My research focuses on the interactions between bacteriophages (viruses that infect bacteria) and their bacterial hosts, with a particular emphasis on the epigenetic marks in phages that enable them to circumvent bacterial defenses. Specifically, I investigate how these epigenetic marks shield phage DNA from bacterial restriction systems, which are enzymes that cleave foreign DNA. Phages can evade recognition and destruction by these systems by modifying their DNA with epigenetic marks (e.g., 7-deazaguanine), ensuring their survival and propagation. Understanding these intricate phage-bacteria interactions is crucial for developing effective phage-based therapies to combat bacterial infections, offering a potential solution to the growing problem of antibiotic resistance.
Current Research Projects
- Elucidating the insertion of deazaguanine by DpdA (Biochemistry)
DpdA, a phage-encoded protein, swaps a guanine in DNA with a modified guanine base from the 7-deazaguanine family via a process called transglycosylation. Collaboratively, we have identified several DpdA proteins with slightly different substrates or efficiencies. This project aims to assay various DpdA proteins in vitro to validate in vivo predictions and observations.
- Techniques: Protein purification using Escherichia coli, expression, lysis, and purification conditions, DNA binding and base swapping activity assays.
- Classification of DpdA (Bioinformatics)
DpdA is a paralog of the TGT protein family, which modifies tRNA. Both DpdA and TGT exhibit varying substrate specificity. This project aims to classify TGT and DpdA proteins solely based on their amino acid sequences.
- Techniques: Protein sequence alignment and clustering, clustering tree and network generation.
- Investigating DpdA type 3 (Molecular Biology)
DpdA3 modifies DNA at a 100% rate, which is uncommon for post-replication modification. We hypothesize that it utilizes nucleosides instead of a deazaguanine base to facilitate the base swap. We have also identified a potential deoxyribose loader that we plan to clone and assay.
- Techniques: Gene cloning in plasmid (PCR, restriction digestion, DNA ligation, Escherichia coli transformation, plasmid extraction, and sequencing), restriction activity assays.
- Investigating phage FDTS (Molecular Biology)
Thymidylate synthase (TS) produces dTMP from dUMP, which involves methylation of dUMP. Flavin-dependent thymidylate synthase (FDTS) also produces dTMP from dUMP but uses flavin as a cofactor. We identified a phage FDTS that incorporates a large chain of oxidized carbon instead of a simple methyl group. We aim to clone and assay this FDTS.
- Techniques: Gene cloning in plasmid (PCR, restriction digestion, DNA ligation, Escherichia coli transformation, plasmid extraction, and sequencing), restriction activity assays.
- Classify phage FDTS (Bioinformatics)
Some bacteriophage TS enzymes also perform hydroxymethylation instead of methylation and act on dCMP instead of dUMP, contributing to epigenetic marks in phage DNA. With the discovery of this FDTS, we hypothesize that there might be more unknown modifications facilitated by FDTS. This project aims to identify existing groups of phage FDTS to discover new epigenetic marks.

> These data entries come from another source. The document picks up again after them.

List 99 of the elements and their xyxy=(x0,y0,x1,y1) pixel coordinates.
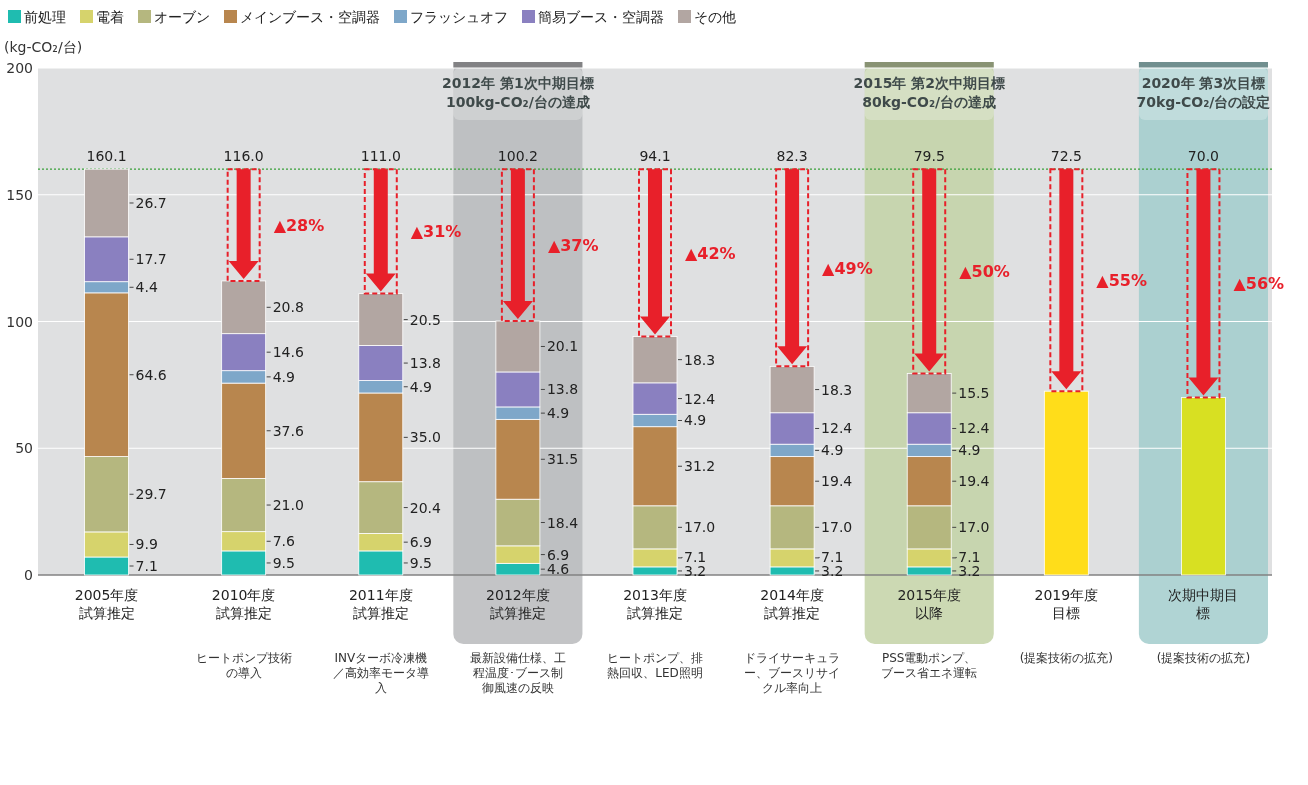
data-label: 29.7 xyxy=(135,486,167,503)
data-label: 4.6 xyxy=(546,561,570,578)
annotation: ▲42% xyxy=(685,243,736,263)
annotation: ▲28% xyxy=(273,216,325,236)
annotation: 70.0 xyxy=(1187,148,1220,165)
data-label: 9.5 xyxy=(409,554,433,571)
data-label: 15.5 xyxy=(958,385,990,402)
data-label: 31.2 xyxy=(684,458,716,475)
y-tick-label: 150 xyxy=(6,186,33,203)
annotation: 160.1 xyxy=(86,148,127,165)
note: (提案技術の拡充) xyxy=(1156,651,1251,665)
x-tick-label: 2019年度目標 xyxy=(1034,587,1099,621)
data-label: 17.0 xyxy=(684,519,716,536)
data-label: 7.1 xyxy=(135,558,158,574)
data-label: 3.2 xyxy=(684,562,707,579)
data-label: 17.0 xyxy=(821,519,853,536)
data-label: 31.5 xyxy=(546,451,579,468)
note: PSS電動ポンプ、ブース省エネ運転 xyxy=(881,651,978,680)
y-tick-label: 0 xyxy=(24,567,33,583)
data-label: 19.4 xyxy=(958,473,990,490)
data-label: 6.9 xyxy=(546,546,570,563)
x-tick-label: 2015年度以降 xyxy=(897,587,962,621)
data-label: 14.6 xyxy=(272,344,304,361)
x-tick-label: 2014年度試算推定 xyxy=(760,587,824,621)
data-label: 20.4 xyxy=(409,499,442,516)
note: ヒートポンプ、排熱回収、LED照明 xyxy=(607,651,703,680)
data-label: 20.5 xyxy=(409,311,441,328)
data-label: 13.8 xyxy=(409,355,441,372)
legend-label: 前処理 xyxy=(24,9,66,25)
data-label: 20.8 xyxy=(272,299,304,316)
data-label: 26.7 xyxy=(135,194,167,211)
annotation: 82.3 xyxy=(776,148,808,165)
data-label: 4.9 xyxy=(684,412,707,429)
annotation: ▲55% xyxy=(1096,271,1147,291)
legend-label: 簡易ブース・空調器 xyxy=(538,9,664,25)
annotation: ▲49% xyxy=(822,258,873,278)
data-label: 17.7 xyxy=(135,251,167,268)
data-label: 12.4 xyxy=(821,420,853,437)
band-label: 2012年 第1次中期目標 100kg-CO₂/台の達成 xyxy=(442,75,594,110)
data-label: 21.0 xyxy=(272,497,304,514)
data-label: 9.9 xyxy=(135,536,158,553)
data-label: 18.3 xyxy=(684,351,716,368)
data-label: 7.1 xyxy=(958,548,981,565)
y-tick-label: 200 xyxy=(6,60,33,76)
annotation: 116.0 xyxy=(223,148,264,165)
data-label: 12.4 xyxy=(684,390,716,407)
data-label: 4.9 xyxy=(272,368,295,385)
annotation: ▲56% xyxy=(1233,274,1285,294)
note: ドライサーキュラー、ブースリサイクル率向上 xyxy=(744,651,841,695)
note: ヒートポンプ技術の導入 xyxy=(195,651,292,680)
annotation: 94.1 xyxy=(639,148,671,165)
data-label: 19.4 xyxy=(821,473,853,490)
y-axis-title: (kg-CO₂/台) xyxy=(4,39,83,55)
annotation: 79.5 xyxy=(913,148,945,165)
data-label: 9.5 xyxy=(272,554,295,571)
data-label: 17.0 xyxy=(958,519,990,536)
data-label: 20.1 xyxy=(546,338,579,355)
data-label: 18.4 xyxy=(546,514,579,531)
x-tick-label: 2011年度試算推定 xyxy=(348,587,413,621)
data-label: 7.6 xyxy=(272,533,296,550)
annotation: 111.0 xyxy=(360,148,401,165)
data-label: 6.9 xyxy=(409,534,433,551)
note: INVターボ冷凍機／高効率モータ導入 xyxy=(332,651,429,695)
data-label: 13.8 xyxy=(546,381,579,398)
data-label: 4.4 xyxy=(135,279,158,296)
legend-label: フラッシュオフ xyxy=(410,9,508,25)
annotation: 100.2 xyxy=(497,148,538,165)
data-label: 4.9 xyxy=(409,378,433,395)
data-label: 35.0 xyxy=(409,429,441,446)
data-label: 3.2 xyxy=(821,562,844,579)
band-label: 2020年 第3次目標 70kg-CO₂/台の設定 xyxy=(1136,75,1271,110)
note: (提案技術の拡充) xyxy=(1019,651,1113,665)
x-tick-label: 2005年度試算推定 xyxy=(74,587,139,621)
data-label: 3.2 xyxy=(958,562,981,579)
y-tick-label: 100 xyxy=(6,313,33,330)
data-label: 12.4 xyxy=(958,420,990,437)
data-label: 18.3 xyxy=(821,381,853,398)
x-tick-label: 次期中期目標 xyxy=(1168,587,1239,621)
legend-label: 電着 xyxy=(96,9,124,25)
x-tick-label: 2010年度試算推定 xyxy=(211,587,276,621)
annotation: ▲37% xyxy=(547,236,599,256)
annotation: ▲31% xyxy=(410,222,462,242)
data-label: 4.9 xyxy=(958,442,981,459)
legend-label: メインブース・空調器 xyxy=(240,9,380,25)
data-label: 4.9 xyxy=(821,442,844,459)
x-tick-label: 2012年度試算推定 xyxy=(486,587,550,621)
annotation: ▲50% xyxy=(959,262,1010,282)
data-label: 37.6 xyxy=(272,422,304,439)
data-label: 4.9 xyxy=(546,405,570,422)
data-label: 64.6 xyxy=(135,366,167,383)
y-tick-label: 50 xyxy=(15,440,33,457)
legend-label: その他 xyxy=(694,9,736,25)
note: 最新設備仕様、工程温度･ブース制御風速の反映 xyxy=(469,651,566,695)
x-tick-label: 2013年度試算推定 xyxy=(623,587,687,621)
band-label: 2015年 第2次中期目標 80kg-CO₂/台の達成 xyxy=(853,75,1006,110)
annotation: 72.5 xyxy=(1050,148,1082,165)
legend-label: オーブン xyxy=(154,9,210,25)
data-label: 7.1 xyxy=(821,548,844,565)
data-label: 7.1 xyxy=(684,548,707,565)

- Techniques: Protein sequence alignment and clustering, clustering tree and network generation.
- Identifying orthologs in genomes (Coding Bioinformatics)
Identifying orthologs in genomes is challenging because each protein family has a unique evolutionary history, requiring different cutoff thresholds to determine if two homologs share the same function. We developed software that addresses this issue using similarity networks.
Techniques: Python coding, SnakeMake pipeline implementation, software optimization, and efficient threshold detection.